Reflection on Teaching English Language Learners

From 2007 to 2015, I had the privilege of teaching English as a foreign language in two different South Korean cities, Daegu and Gangneung. In the first three years, I taught at a private academy in Daegu and had students ranging from kindergarten age to senior citizens. In my final four years, I taught in a public middle school with grades seven to nine. For this reflection, I will focus on the experience I had in the Gangneung middle school.

This middle school had nine different classes in each grade, and the students had varying English abilities. This made instruction quite challenging as each class had students who were still mastering basic reading, with students who had studied overseas in English-speaking countries. This disparity in skill levels forced me to create lessons that were as flexible as possible to not exclude anyone. I encouraged group work when possible to make scaffolding easier for the students. Unlike most other native English teachers, I went from classroom to classroom, so the students were organized in rows of desks. Restructuring the learning environment to better suit the students’ needs was always a high priority.

The curriculum I was to teach was of questionable quality. There was an English textbook for each grade, and each chapter acted as a unit, with three lessons per chapter. Korea’s education system is still very much entrenched into the notion of standardized tests (such tests have been important there for millennia). What I included within my lessons was fairly open-ended, as long as I hit upon all the main topics for my section of the chapter. As long as the students were in good position for their midterms and final exams, I was given a wide berth to teach what I wanted.

Generally, my lesson would open with a five-minute review of the previous week’s lesson. Then I would introduce new content, and model its use. When the students were comfortable enough, they would use the content in a group activity of some sort that would often involve moving around to gather information (elements of total physical response). Once enough time had passed, I would call the class together, and go through the students’ responses to the activity. I would then add more detail to a previous point, or introduce a new point, and have an activity set up for the latter. The consolidation of the class would be students presenting their work on the final activity. I would also include extension type activities for students who finished the main activities quickly, and they could do these independently, or help each other out without distracting the others.

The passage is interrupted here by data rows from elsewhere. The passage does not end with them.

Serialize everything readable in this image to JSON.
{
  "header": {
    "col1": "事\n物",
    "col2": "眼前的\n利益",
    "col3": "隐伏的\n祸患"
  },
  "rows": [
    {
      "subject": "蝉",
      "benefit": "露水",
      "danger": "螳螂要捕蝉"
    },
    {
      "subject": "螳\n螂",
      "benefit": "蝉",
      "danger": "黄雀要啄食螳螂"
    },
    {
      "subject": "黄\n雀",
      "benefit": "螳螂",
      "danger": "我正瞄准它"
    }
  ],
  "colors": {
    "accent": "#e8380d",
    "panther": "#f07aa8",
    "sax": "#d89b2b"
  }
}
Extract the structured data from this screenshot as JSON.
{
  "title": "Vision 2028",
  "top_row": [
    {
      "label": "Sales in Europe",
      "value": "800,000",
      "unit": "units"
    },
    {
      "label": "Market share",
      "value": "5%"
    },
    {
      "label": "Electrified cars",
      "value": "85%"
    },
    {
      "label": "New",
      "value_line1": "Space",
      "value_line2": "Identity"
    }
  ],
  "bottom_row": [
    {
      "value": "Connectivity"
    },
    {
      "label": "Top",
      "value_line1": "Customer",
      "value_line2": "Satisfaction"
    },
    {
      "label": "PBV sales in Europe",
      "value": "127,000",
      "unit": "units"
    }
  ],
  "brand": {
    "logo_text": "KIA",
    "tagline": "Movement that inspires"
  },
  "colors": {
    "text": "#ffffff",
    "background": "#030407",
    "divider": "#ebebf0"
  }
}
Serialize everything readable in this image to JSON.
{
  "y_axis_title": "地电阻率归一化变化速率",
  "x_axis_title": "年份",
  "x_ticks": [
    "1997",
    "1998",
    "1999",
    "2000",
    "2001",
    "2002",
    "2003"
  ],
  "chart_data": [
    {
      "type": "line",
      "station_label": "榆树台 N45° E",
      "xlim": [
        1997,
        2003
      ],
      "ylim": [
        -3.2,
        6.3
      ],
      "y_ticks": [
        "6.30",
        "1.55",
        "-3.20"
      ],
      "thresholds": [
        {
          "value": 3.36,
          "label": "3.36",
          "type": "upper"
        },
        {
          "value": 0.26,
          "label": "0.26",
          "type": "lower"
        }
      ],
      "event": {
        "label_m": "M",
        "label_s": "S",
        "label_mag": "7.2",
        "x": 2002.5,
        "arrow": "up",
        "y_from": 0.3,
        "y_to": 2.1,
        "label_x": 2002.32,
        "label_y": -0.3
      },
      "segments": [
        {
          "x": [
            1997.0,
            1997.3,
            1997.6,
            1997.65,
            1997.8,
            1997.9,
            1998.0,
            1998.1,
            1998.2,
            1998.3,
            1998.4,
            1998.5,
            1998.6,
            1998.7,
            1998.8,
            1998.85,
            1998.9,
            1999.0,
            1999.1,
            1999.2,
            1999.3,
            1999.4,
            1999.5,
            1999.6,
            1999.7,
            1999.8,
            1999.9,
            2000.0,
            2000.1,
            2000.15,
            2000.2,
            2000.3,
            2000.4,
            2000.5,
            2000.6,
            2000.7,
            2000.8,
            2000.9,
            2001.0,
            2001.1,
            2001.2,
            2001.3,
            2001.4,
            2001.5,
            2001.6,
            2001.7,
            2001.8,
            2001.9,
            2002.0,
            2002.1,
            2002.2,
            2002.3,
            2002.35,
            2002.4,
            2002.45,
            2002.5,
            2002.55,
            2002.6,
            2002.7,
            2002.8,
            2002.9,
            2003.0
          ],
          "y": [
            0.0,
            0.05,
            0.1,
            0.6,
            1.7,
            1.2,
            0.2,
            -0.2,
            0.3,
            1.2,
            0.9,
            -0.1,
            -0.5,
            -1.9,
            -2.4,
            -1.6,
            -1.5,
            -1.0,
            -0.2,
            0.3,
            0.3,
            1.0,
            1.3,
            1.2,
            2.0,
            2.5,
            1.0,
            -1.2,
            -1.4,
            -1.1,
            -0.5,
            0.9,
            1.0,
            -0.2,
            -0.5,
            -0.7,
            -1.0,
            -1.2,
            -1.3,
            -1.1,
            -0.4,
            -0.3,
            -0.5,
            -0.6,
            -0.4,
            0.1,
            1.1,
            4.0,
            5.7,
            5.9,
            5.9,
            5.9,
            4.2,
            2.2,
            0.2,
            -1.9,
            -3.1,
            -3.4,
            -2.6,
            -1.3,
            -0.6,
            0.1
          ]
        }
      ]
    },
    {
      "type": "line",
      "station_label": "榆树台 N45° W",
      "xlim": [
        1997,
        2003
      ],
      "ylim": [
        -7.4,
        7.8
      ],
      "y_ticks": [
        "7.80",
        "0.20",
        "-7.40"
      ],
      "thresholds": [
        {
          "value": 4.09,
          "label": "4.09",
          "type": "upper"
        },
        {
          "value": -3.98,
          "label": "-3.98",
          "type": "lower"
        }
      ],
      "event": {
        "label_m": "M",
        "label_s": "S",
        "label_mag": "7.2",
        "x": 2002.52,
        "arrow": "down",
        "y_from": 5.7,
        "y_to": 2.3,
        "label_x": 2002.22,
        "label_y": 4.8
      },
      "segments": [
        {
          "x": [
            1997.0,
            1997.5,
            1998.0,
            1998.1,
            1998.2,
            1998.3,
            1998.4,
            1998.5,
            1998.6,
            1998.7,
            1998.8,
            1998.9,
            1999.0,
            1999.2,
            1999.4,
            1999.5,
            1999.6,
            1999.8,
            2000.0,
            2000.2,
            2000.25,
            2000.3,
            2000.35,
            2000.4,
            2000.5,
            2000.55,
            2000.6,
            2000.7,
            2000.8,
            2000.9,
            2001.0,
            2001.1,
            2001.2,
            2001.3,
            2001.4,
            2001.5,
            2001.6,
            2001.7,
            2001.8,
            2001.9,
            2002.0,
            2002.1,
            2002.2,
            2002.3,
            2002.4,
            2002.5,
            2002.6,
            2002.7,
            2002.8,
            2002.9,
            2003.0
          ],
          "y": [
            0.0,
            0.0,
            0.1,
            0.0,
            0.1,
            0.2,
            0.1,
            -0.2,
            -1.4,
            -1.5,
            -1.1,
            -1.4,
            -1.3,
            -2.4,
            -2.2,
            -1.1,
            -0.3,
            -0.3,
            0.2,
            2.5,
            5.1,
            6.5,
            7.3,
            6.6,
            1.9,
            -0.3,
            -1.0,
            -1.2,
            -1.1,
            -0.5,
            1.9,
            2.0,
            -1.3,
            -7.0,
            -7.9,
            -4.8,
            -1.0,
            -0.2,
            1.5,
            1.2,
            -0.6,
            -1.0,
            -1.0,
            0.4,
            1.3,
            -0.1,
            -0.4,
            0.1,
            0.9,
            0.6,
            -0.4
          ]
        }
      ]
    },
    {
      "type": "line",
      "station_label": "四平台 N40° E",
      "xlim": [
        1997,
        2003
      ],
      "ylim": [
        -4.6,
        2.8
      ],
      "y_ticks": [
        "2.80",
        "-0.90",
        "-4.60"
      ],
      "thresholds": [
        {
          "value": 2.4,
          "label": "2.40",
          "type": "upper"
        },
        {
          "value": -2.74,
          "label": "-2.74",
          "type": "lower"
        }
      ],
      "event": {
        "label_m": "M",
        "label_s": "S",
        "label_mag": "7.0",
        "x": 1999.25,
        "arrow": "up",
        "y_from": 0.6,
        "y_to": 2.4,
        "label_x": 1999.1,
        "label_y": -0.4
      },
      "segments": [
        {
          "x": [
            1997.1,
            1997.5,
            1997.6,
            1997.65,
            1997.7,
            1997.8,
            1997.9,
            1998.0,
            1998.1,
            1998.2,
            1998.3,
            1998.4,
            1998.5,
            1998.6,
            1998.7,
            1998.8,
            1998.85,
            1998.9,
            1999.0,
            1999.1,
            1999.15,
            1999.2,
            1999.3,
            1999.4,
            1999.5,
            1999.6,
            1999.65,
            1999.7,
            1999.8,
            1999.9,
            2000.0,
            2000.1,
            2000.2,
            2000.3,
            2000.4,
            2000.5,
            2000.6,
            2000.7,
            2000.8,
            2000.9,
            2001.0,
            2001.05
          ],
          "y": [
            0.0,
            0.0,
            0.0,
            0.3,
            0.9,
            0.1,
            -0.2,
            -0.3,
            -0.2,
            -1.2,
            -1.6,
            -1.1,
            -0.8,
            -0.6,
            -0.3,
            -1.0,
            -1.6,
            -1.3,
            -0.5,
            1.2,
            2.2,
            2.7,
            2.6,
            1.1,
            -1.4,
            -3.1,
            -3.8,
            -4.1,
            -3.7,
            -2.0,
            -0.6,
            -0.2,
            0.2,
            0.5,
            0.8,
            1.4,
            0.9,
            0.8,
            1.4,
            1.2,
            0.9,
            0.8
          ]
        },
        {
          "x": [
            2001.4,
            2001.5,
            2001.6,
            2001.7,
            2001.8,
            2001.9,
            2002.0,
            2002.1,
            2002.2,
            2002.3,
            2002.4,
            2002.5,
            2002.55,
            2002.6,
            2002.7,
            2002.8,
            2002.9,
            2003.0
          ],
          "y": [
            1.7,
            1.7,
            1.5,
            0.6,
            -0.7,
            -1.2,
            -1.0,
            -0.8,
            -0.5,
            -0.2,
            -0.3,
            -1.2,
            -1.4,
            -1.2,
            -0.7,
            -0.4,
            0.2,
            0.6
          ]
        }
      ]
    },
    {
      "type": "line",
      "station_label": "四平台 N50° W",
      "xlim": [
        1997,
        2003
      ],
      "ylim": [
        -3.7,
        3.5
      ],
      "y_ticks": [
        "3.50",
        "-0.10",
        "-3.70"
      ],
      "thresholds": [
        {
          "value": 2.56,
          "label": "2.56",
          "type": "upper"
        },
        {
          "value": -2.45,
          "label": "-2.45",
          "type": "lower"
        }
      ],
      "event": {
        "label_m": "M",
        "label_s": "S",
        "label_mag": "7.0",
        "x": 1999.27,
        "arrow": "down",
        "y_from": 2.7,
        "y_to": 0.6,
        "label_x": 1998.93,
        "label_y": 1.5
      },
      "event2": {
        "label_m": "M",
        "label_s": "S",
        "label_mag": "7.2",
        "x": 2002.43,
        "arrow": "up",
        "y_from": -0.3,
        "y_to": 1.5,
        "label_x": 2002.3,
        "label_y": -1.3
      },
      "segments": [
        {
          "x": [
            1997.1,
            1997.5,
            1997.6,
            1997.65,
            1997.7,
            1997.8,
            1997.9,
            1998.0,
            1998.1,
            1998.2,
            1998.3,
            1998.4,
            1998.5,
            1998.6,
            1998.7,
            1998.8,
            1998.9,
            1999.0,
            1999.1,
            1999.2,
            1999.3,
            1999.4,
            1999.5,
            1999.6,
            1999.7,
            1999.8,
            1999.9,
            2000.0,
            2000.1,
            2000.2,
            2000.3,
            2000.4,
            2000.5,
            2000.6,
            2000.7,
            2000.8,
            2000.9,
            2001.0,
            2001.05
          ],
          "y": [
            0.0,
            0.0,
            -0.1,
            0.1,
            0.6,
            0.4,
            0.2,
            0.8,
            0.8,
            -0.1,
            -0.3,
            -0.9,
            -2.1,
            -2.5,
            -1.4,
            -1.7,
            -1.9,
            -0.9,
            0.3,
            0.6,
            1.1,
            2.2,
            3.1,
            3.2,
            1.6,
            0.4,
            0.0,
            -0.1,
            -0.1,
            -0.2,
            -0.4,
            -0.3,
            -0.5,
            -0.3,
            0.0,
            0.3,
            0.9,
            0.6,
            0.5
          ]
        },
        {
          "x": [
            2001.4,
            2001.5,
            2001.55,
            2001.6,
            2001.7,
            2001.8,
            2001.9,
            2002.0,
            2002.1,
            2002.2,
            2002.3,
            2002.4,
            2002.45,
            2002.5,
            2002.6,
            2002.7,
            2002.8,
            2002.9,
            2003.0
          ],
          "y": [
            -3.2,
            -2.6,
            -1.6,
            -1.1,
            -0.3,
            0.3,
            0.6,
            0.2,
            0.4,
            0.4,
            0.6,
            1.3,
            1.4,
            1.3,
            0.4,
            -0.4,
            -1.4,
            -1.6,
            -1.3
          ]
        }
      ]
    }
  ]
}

The years I spent in Gangneung made it apparent how important it was to build an inclusive atmosphere where students did not need to feel uncomfortable in asking for help. It also taught me how to balance my desire to assist my students, and knowing when to let them try to figure things out on their own. I often had very high expectations for my students, and I was always exceedingly proud when I saw their progress grow by leaps and bounds.

Teaching ELL students in Ottawa presents a different set of challenges. Students in my practicum lessons benefited from my ability to clearly speak in terms they would understand. However, for lower level ELL students, I was not able to use the crutch of speaking their native tongue to deliver clearer instructions (something I could do in Korea). While I could get the students to understand the activity in the end, it would have been more expedient if I had an exemplar to model. My lessons in Korea were highly-visual, but my lessons during practicum lacked this component. Going forward, if I do not have enough time to create my own presentations for each lesson, I will be sure to at least have visuals for key points, so ELL students can better follow along.

I believe every second language learner has the potential to succeed in school if they are given the appropriate support. The many ESL students in my practicum were fortunate enough to have LRTs during science and math lessons. Their comprehension was greatly enhanced with the increased attention, and the smaller student-teacher ratio. Being able to incorporate staff properly, so their time is not wasted, will require differentiation within my lessons to better serve ELL students. It is also imperative that I place students strategically with each other, so that ELL students are with someone they trust enough to ask for help when it is needed.